SC II Acquisition, a newly formed SPAC backed by Nukkleus leadership, has priced its $150 million IPO at $10 per unit, marking another significant blank-check debut in a year that has seen selective but notable SPAC activity. The offering reflects ongoing investor interest in acquisition vehicles targeting high-growth or cyclical industries, even as the broader SPAC market continues to reset from prior years’ excesses.
Company Background
SC II Acquisition is led by CEO and Chairman Menachem Shalom, who also serves as CEO of Nukkleus, the fintech company that went public via SPAC merger in 2023 before pivoting into a defense-focused holding strategy. Shalom is joined by CFO Asaf Yarkoni, a seasoned financial executive who simultaneously serves as CFO of Kamari Pharma, Aroma Republic, and the leadership team’s previous SPAC, Kochav Defense Acquisition. Their first SPAC, KCHVU, raised $220 million earlier in 2025 and remains in search of a target. With this second vehicle, the team leverages extensive experience in both defense and emerging technology sectors, as well as established global networks capable of identifying acquisition candidates with durable business models and demonstrable growth trajectories.
IPO Details
SC II Acquisition raised $150 million by offering 15 million units at $10 each. Each unit contains one share of common stock and one right that converts into one-fifth of a share upon completion of a business combination. The company plans to trade on the Nasdaq under the ticker SCIIU. D. Boral Capital acted as the sole bookrunner on the offering. While the SPAC has not disclosed a specific industry focus, it intends to pursue companies with strong free cash flow characteristics, sustainable competitive advantages, and highly experienced leadership teams operating in expanding sectors or industries poised for cyclical rebound.
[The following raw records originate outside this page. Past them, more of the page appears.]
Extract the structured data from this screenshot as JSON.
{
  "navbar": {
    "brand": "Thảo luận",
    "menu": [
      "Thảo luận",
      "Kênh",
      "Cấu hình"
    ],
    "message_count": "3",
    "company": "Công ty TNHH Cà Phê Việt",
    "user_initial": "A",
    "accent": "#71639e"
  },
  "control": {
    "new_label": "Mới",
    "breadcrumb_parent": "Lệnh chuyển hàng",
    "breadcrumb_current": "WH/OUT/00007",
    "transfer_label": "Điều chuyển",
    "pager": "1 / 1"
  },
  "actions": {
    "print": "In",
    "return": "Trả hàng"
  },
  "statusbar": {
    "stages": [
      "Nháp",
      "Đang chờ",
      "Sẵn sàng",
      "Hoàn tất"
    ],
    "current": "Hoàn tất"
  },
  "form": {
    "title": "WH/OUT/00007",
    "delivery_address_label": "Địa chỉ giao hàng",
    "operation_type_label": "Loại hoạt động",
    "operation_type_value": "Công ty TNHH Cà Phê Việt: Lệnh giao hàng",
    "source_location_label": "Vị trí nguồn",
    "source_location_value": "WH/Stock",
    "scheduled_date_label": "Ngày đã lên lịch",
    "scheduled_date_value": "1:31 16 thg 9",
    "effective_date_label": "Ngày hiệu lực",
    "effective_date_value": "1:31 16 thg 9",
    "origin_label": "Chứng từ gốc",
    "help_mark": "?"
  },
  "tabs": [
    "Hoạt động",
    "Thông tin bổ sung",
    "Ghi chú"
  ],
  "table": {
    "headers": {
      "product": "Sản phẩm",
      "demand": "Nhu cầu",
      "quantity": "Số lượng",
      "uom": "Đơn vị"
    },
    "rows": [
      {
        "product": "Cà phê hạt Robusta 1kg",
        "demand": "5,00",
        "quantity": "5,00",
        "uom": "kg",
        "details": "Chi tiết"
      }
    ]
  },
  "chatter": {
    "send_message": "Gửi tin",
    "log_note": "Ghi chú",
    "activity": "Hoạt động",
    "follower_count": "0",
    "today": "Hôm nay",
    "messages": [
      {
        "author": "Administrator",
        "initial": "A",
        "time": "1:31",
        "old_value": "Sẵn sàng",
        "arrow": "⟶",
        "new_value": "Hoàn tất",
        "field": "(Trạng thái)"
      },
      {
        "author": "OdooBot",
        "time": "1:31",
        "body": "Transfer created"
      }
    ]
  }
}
Market Context & Opportunities
The SPAC market has entered a period of recalibration, with fewer offerings but higher scrutiny from institutional investors. Deals that come to market now typically feature more disciplined structures, stronger sponsor reputations, and clearer strategic focus. SC II Acquisition benefits from a management team with a proven track record in raising capital and navigating complex sectors such as defense, cybersecurity, and advanced technology. As geopolitical tensions and tech-driven modernization continue to reshape global markets, SPACs targeting resilient or mission-critical industries may find more compelling acquisition opportunities than speculative tech vehicles of prior cycles.
Risks & Challenges
Despite improved sentiment in selective pockets, the SPAC landscape remains challenging. Increased regulatory oversight, tighter investor due diligence, and rising interest rates continue to limit speculative activity. SC II Acquisition must demonstrate disciplined deal sourcing to avoid overpaying in competitive sectors. Additionally, the sponsor group’s involvement in multiple concurrent SPACs could raise questions about bandwidth, focus, and execution pacing. Market volatility and sector-specific shifts could also complicate efforts to close a value-accretive transaction within the allowed timeframe.
Closing Paragraph
With its $150 million IPO complete, SC II Acquisition enters a crowded yet opportunity-rich environment for strategic dealmaking. Whether the SPAC successfully secures an acquisition that resonates with investors will depend on its ability to identify businesses with clear operational strength and long-term growth potential. The coming months will reveal whether this vehicle becomes a standout in the evolving SPAC landscape or simply another entrant in a competitive field.